À la Foire du livre de Brive, François Hollande « sonde le cœur des Français »

INTERVIEW – L’ancien président de la République a rejoint la Corrèze, ce vendredi, pour dédicacer son ouvrage «Les leçons du pouvoir». L’homme politique, qui chérit ces rencontres, affirme qu’elles sont aussi le meilleur moyen de comprendre ses concitoyens.

Envoyé spécial à Brive

Stoïque face à la fatigue, enthousiaste devant toute sollicitation, François Hollande, a multiplié les embrassades et les photographies à la Foire du livre de Brive. Vendredi 9 novembre, l’ex-chef de l’État a rejoint ses terres pour continuer la promotion des Leçons du pouvoir, son ouvrage bilan sur son quinquennat, publié en avril 2018. Même s’il affirme ne plus poursuivre aucun intérêt partisan, il n’en oublie pas pour autant que ces interactions avec les Français sont riches d’enseignements.

Le Figaro – Vous venez de signer votre dernier ouvrage Les leçons de pouvoir pendant plus de deux heures. Qu’est-ce qui vous motive à faire ces dédicaces?

François Hollande – J’aime faire cela, même si, bien sûr, elles sont fatiguantes. Si je n’aimais pas, je ne les ferais pas. Rien ne m’y oblige.
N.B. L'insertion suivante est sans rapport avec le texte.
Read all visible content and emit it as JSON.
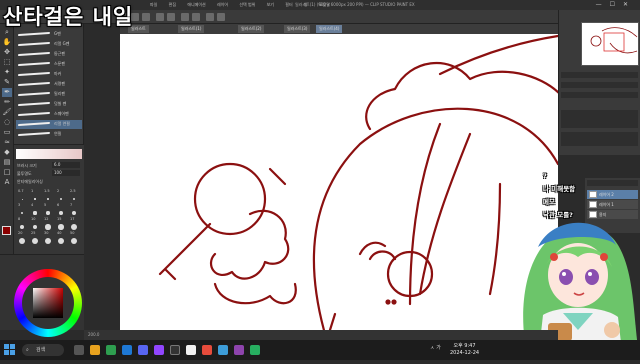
{
  "stream_title": "산타걸은 내일",
  "app": {
    "window_title": "일러스트(1) (900 x 6000px 200 PPI) — CLIP STUDIO PAINT EX",
    "menu": [
      "파일",
      "편집",
      "애니메이션",
      "레이어",
      "선택 범위",
      "보기",
      "필터",
      "창",
      "도움말"
    ],
    "canvas_tabs": [
      "일러스트",
      "일러스트(1)",
      "일러스트(2)",
      "일러스트(3)",
      "일러스트(4)"
    ],
    "active_tab_index": 4
  },
  "tools": [
    "돋보기",
    "손바닥",
    "이동",
    "선택",
    "자동선택",
    "스포이트",
    "펜",
    "연필",
    "붓",
    "에어브러시",
    "지우개",
    "색혼합",
    "채우기",
    "그라데이션",
    "도형",
    "텍스트"
  ],
  "subtools": [
    {
      "name": "G펜"
    },
    {
      "name": "리얼 G펜"
    },
    {
      "name": "둥근펜"
    },
    {
      "name": "스푼펜"
    },
    {
      "name": "마커"
    },
    {
      "name": "서명펜"
    },
    {
      "name": "밀리펜"
    },
    {
      "name": "덧칠 펜"
    },
    {
      "name": "스퀘어펜"
    },
    {
      "name": "리얼 연필"
    },
    {
      "name": "연필"
    }
  ],
  "selected_subtool_index": 9,
  "tool_properties": [
    {
      "label": "브러시 크기",
      "value": "6.0"
    },
    {
      "label": "불투명도",
      "value": "100"
    },
    {
      "label": "안티에일리어싱",
      "value": ""
    }
  ],
  "brush_sizes": [
    "0.7",
    "1",
    "1.5",
    "2",
    "2.5",
    "3",
    "4",
    "5",
    "6",
    "7",
    "8",
    "10",
    "12",
    "15",
    "17",
    "20",
    "25",
    "30",
    "40",
    "50"
  ],
  "colors": {
    "main": "#8b0000",
    "line": "#8b1010"
  },
  "layers": [
    {
      "name": "레이어 2"
    },
    {
      "name": "레이어 1"
    },
    {
      "name": "용지"
    }
  ],
  "selected_layer_index": 0,
  "chat": [
    "?",
    "나 미해못함",
    "메모",
    "낙관 모를?"
  ],
  "statusbar": {
    "zoom": "200.0"
  },
  "taskbar": {
    "search_placeholder": "검색",
    "clock_time": "오후 9:47",
    "clock_date": "2024-12-24",
    "tray": "ㅅ 가"
  }
}
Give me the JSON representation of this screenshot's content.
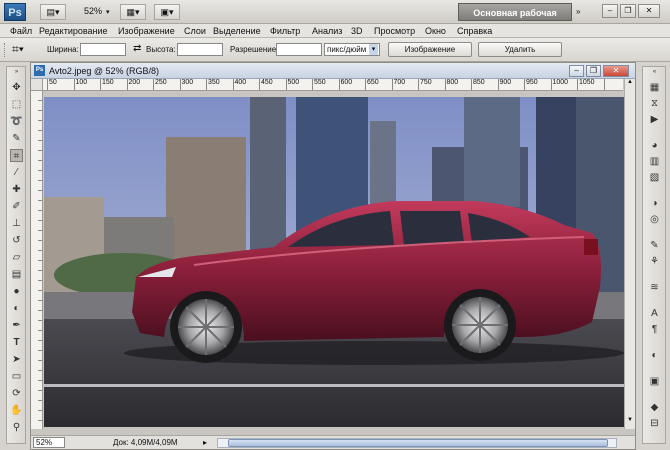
{
  "app": {
    "logo": "Ps",
    "zoom_display": "52%",
    "workspace_button": "Основная рабочая среда"
  },
  "menu": [
    "Файл",
    "Редактирование",
    "Изображение",
    "Слои",
    "Выделение",
    "Фильтр",
    "Анализ",
    "3D",
    "Просмотр",
    "Окно",
    "Справка"
  ],
  "options": {
    "width_label": "Ширина:",
    "height_label": "Высота:",
    "resolution_label": "Разрешение:",
    "unit_select": "пикс/дюйм",
    "image_button": "Изображение",
    "delete_button": "Удалить",
    "swap_icon": "⇄"
  },
  "document": {
    "title": "Avto2.jpeg @ 52% (RGB/8)",
    "icon_label": "Ps",
    "ruler_ticks": [
      "50",
      "100",
      "150",
      "200",
      "250",
      "300",
      "350",
      "400",
      "450",
      "500",
      "550",
      "600",
      "650",
      "700",
      "750",
      "800",
      "850",
      "900",
      "950",
      "1000",
      "1050"
    ]
  },
  "status": {
    "zoom": "52%",
    "doc_info": "Док: 4,09M/4,09M"
  },
  "colors": {
    "car_body": "#8a1f3a",
    "sky": "#9aa7cf",
    "road": "#3d3c40"
  }
}
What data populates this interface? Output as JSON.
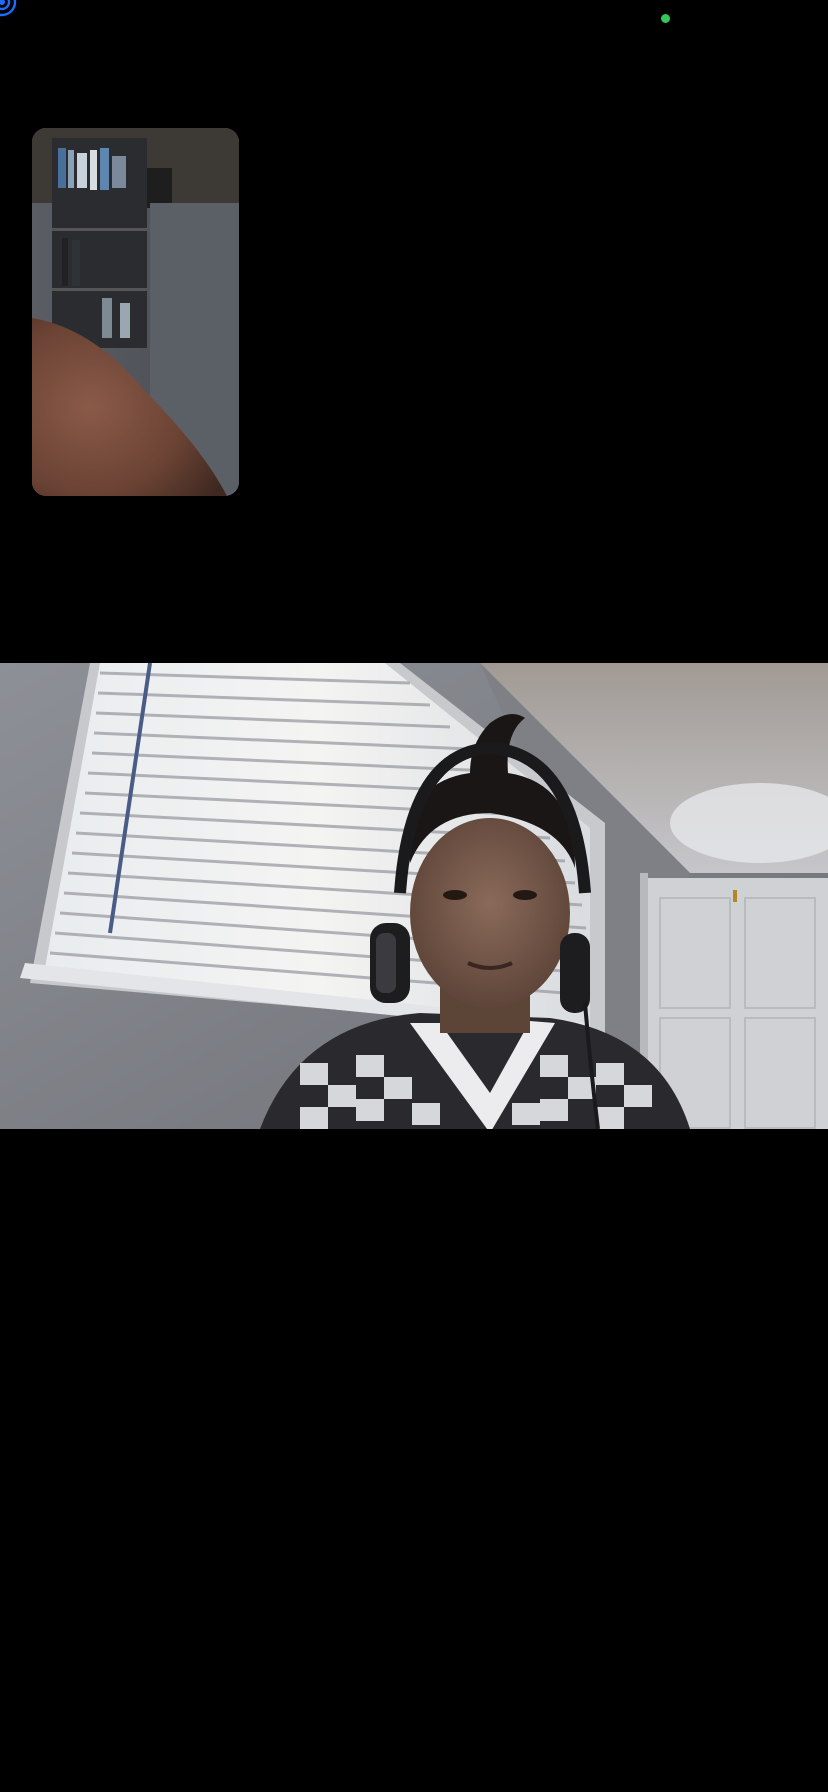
{
  "call": {
    "type": "video-call",
    "camera_indicator_color": "#34c759",
    "accent_color": "#1e6cff"
  },
  "self_view": {
    "label": "",
    "icon": "self-camera-preview"
  },
  "remote_view": {
    "label": "",
    "icon": "remote-participant-video"
  }
}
Vous avez vu comme je procède? Je ne fais pas une dédicace automatique. J’essaie de personnaliser chacune de ces rencontres. De faire en sorte que cette relation soit inscrite dans les mémoires. Et pas seulement celle du lecteur: la mienne, aussi.

Vous continuez votre tour de France, de librairies en salons du livre. Vous êtes curieux de savoir ce que les Français pensent?
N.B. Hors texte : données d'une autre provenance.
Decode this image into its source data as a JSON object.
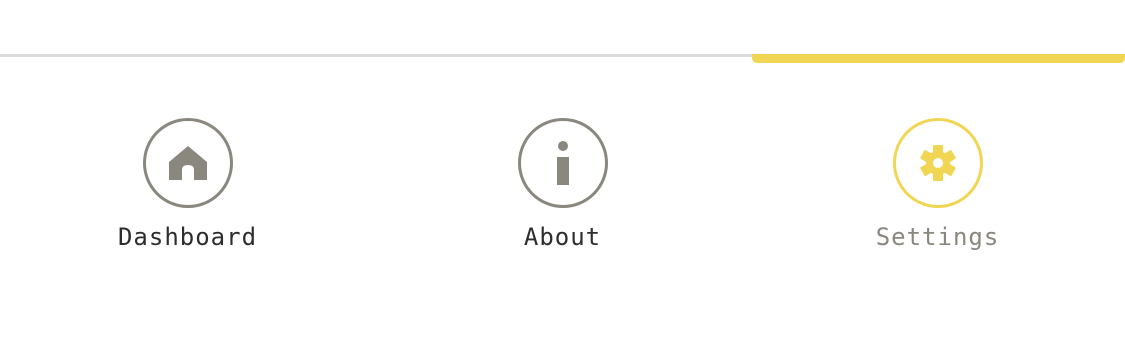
{
  "theme": {
    "accent": "#f1d654",
    "icon_gray": "#8a877f",
    "label_text": "#2d2d2d",
    "inactive_label": "#8a877f",
    "divider": "#dcdcdc"
  },
  "nav": {
    "active_tab": "settings",
    "tabs": [
      {
        "id": "dashboard",
        "label": "Dashboard",
        "icon": "home-icon"
      },
      {
        "id": "about",
        "label": "About",
        "icon": "info-icon"
      },
      {
        "id": "settings",
        "label": "Settings",
        "icon": "gear-icon"
      }
    ]
  }
}
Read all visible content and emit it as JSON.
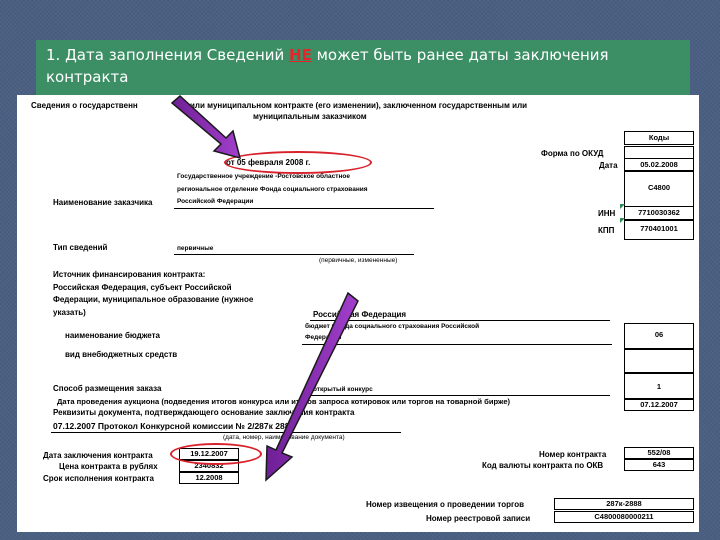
{
  "banner": {
    "part1": "1. Дата заполнения Сведений ",
    "ne": "НЕ",
    "part2": " может быть ранее даты заключения",
    "line2": "контракта"
  },
  "doc": {
    "title1": "Сведения о государственн",
    "title1b": "или муниципальном контракте (его изменении), заключенном государственным или",
    "title2": "муниципальным заказчиком",
    "kody_header": "Коды",
    "okud_label": "Форма по ОКУД",
    "date_label": "Дата",
    "date_value": "05.02.2008",
    "sent_date": "от 05 февраля 2008 г.",
    "customer_name_line1": "Государственное учреждение -Ростовское областное",
    "customer_name_line2": "региональное отделение Фонда социального страхования",
    "customer_name_line3": "Российской Федерации",
    "customer_label": "Наименование заказчика",
    "code_c4800": "C4800",
    "inn_label": "ИНН",
    "inn_value": "7710030362",
    "kpp_label": "КПП",
    "kpp_value": "770401001",
    "type_label": "Тип сведений",
    "type_value": "первичные",
    "type_hint": "(первичные, измененные)",
    "source_line1": "Источник финансирования контракта:",
    "source_line2": "Российская Федерация, субъект Российской",
    "source_line3": "Федерации, муниципальное образование (нужное",
    "source_line4": "указать)",
    "source_value": "Российская Федерация",
    "budget_label": "наименование бюджета",
    "budget_value_line1": "бюджет Фонда социального страхования Российской",
    "budget_value_line2": "Федерации",
    "budget_code": "06",
    "extra_label": "вид внебюджетных средств",
    "method_label": "Способ размещения заказа",
    "method_value": "открытый конкурс",
    "method_code": "1",
    "auction_label": "Дата проведения аукциона (подведения итогов конкурса или итогов запроса котировок или торгов на товарной бирже)",
    "auction_date": "07.12.2007",
    "req_label": "Реквизиты документа, подтверждающего основание заключения контракта",
    "req_value": "07.12.2007 Протокол Конкурсной комиссии № 2/287к 2888",
    "req_hint": "(дата, номер, наименование документа)",
    "contract_date_label": "Дата заключения контракта",
    "contract_date_value": "19.12.2007",
    "price_label": "Цена контракта в рублях",
    "price_value": "2340832",
    "term_label": "Срок исполнения контракта",
    "term_value": "12.2008",
    "contract_number_label": "Номер контракта",
    "contract_number_value": "552/08",
    "okv_label": "Код валюты контракта по ОКВ",
    "okv_value": "643",
    "notice_label": "Номер извещения о проведении торгов",
    "notice_value": "287к-2888",
    "registry_label": "Номер реестровой записи",
    "registry_value": "C4800080000211"
  },
  "colors": {
    "banner_bg": "#3c8f65",
    "highlight_red": "#d8212a",
    "arrow_purple": "#8a2db0"
  },
  "icons": [
    "arrow-icon",
    "arrow-icon"
  ]
}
J’ai compris l’intérêt politique que ces rencontres avaient, il faut bien le dire. C’est aussi pour cela que je les multiplie. Je sonde le coeur des Français. J’entends ce qu’ils ressentent, disent. Et je ne me focalise pas simplement sur ce qu’ils pensent ou ont pensé de mon quinquennat. Ce qui m’intéresse, c’est ce qu’ils vivent aujourd’hui, leur situation actuelle. Au début, je ne pensais pas faire des séances de dédicaces aussi nombreuses mais j’apprends beaucoup de choses à ce contact.

Des lecteurs ont fait 300 km pour vous voir.

Et certains viennent de loin dans le passé également! Des connaissances que j’ai rencontrées il y a des années. Certains évoquent nos familles, apportent des arbres généalogiques… Des photos me sont données, des clichés pris à des événements auxquels j’ai participé ou des moments forts de mon quinquennnat. Ils me donnent des lettres, des cadeaux. Ces témoignages humains sont des échanges très brefs mais très riches.

Pourquoi viennent-ils vous voir, d’après vous?

Certains viennent tout simplement parce que j’ai été président de la République. Notre discussion devient un document, une rencontre marquée dans le temps. D’autres pour donner des messages de sympathie et des témoignages de reconnaissance.

Ecrire, est-ce devenu une véritable activité pour vous?

Oui. Avant je n’écrivais rien. Mais j’ai un peu de temps maintenant.

Le premier ministre Édouard Philippe devait se rendre aujourd’hui à la Foire de Brive et a brusquement annulé…

Il a eu peur certainement. Il a reculé devant la foule! (Rires.)